Gene expression predicts ALL drug resistance

Related tags Dna Gene expression

US researchers have discovered a specific pattern of gene
expression linked to multiple-drug resistance of leukaemia cells is
giving unique insights into why standard therapies fail to cure
some children with acute lymphoblastic leukaemia (ALL). The
findings could lead to development of drugs that would overcome
that resistance.

Currently, 20 per cent of children with ALL do not respond to the same drug therapy that cures the remaining 80 per cent. ALL afflicts 4 out of every 100 000 children worldwide. In the UK there are approximately 450 cases per year.

Drug resistance is a major cause of treatment failure, and the biochemical mechanisms responsible for de novo resistance are largely unknown. De novo resistance means that the resistance is "built into" the leukaemia cells through a particular pattern of gene expression, rather than acquired through genetic mutation during treatment. Cross-resistance to multiple drugs suggests a poor prognosis and likely involves biochemical mechanisms that are different from those linked to single-drug resistance.

The investigators at St. Jude Children's Research Hospital, identified the specific pattern of gene expression in ALL cells linked to de novo cross-resistance to four widely used antileukemic agents, and to determine how those genes affected treatment outcome.

"The identification of a particular genetic expression pattern linked to cross-resistance takes us a significant step forward in understanding why treatment fails to cure certain children who initially looked like good candidates for standard chemotherapy,"​ said William Evans, St. Jude's director.

"The results also give us crucial information into treatment failure that could help us design more effective treatments for the children our current treatment strategies fail to cure,"​ he added.

The latest study was designed to assess gene expression levels in ALL cells.
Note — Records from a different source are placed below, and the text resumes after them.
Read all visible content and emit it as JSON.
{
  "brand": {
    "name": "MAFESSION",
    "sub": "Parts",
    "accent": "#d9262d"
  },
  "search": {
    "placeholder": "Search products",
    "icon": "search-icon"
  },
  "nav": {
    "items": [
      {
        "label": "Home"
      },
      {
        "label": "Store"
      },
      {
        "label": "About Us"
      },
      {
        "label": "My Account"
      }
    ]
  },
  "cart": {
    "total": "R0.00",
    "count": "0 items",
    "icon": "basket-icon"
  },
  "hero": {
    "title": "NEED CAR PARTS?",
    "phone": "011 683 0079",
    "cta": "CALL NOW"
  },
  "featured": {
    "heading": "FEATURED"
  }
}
Researchers identified 45 genes closely linked to leukaemia cells' ability to resist treatment by at least two of the most widely used antileukemic drugs.

The drugs tested were prednisolone, vincristine, asparaginase and daunorubicin. The team also identified 139 genes that are closely linked to a previously unknown and unexpected type of drug resistance in which leukaemia cells are resistant to asparaginase (ASP) but sensitive to vincristine (VCR). This "discordant" type of resistance (resistance to one drug and sensitivity to another) was associated with a poor response in children who had this pattern of gene expression.

Cross-resistant patients had significantly worse outcomes as a group. Among patients whose ALL cells were cross resistant, only 53 per cent had a five-year, relapse-free survival compared to 91 per cent of those whose ALL cells were cross-sensitive to all the drugs.

Among patients whose ALL cells were ASP-sensitive plus VCR-resistant, the five-year, relapse-free survival rate was 93 per cent, compared to 56 per cent among patients whose ALL cells were VCR sensitive and ASP resistant. The genes linked to discordant resistance included many that are involved with the function of ribosomes, the cell's protein-making factories.

"This discordant resistance has not previously been described by other researchers,"​ said Meyling Cheok, one of the postdoctoral fellows who did much of the work on this project.

"The fact that it is associated with genes involved with protein synthesis gives us an important clue to the basis of this type of drug resistance,"​ he said.

The report on the study that produced this new information appears in the April issue of Cancer Cell.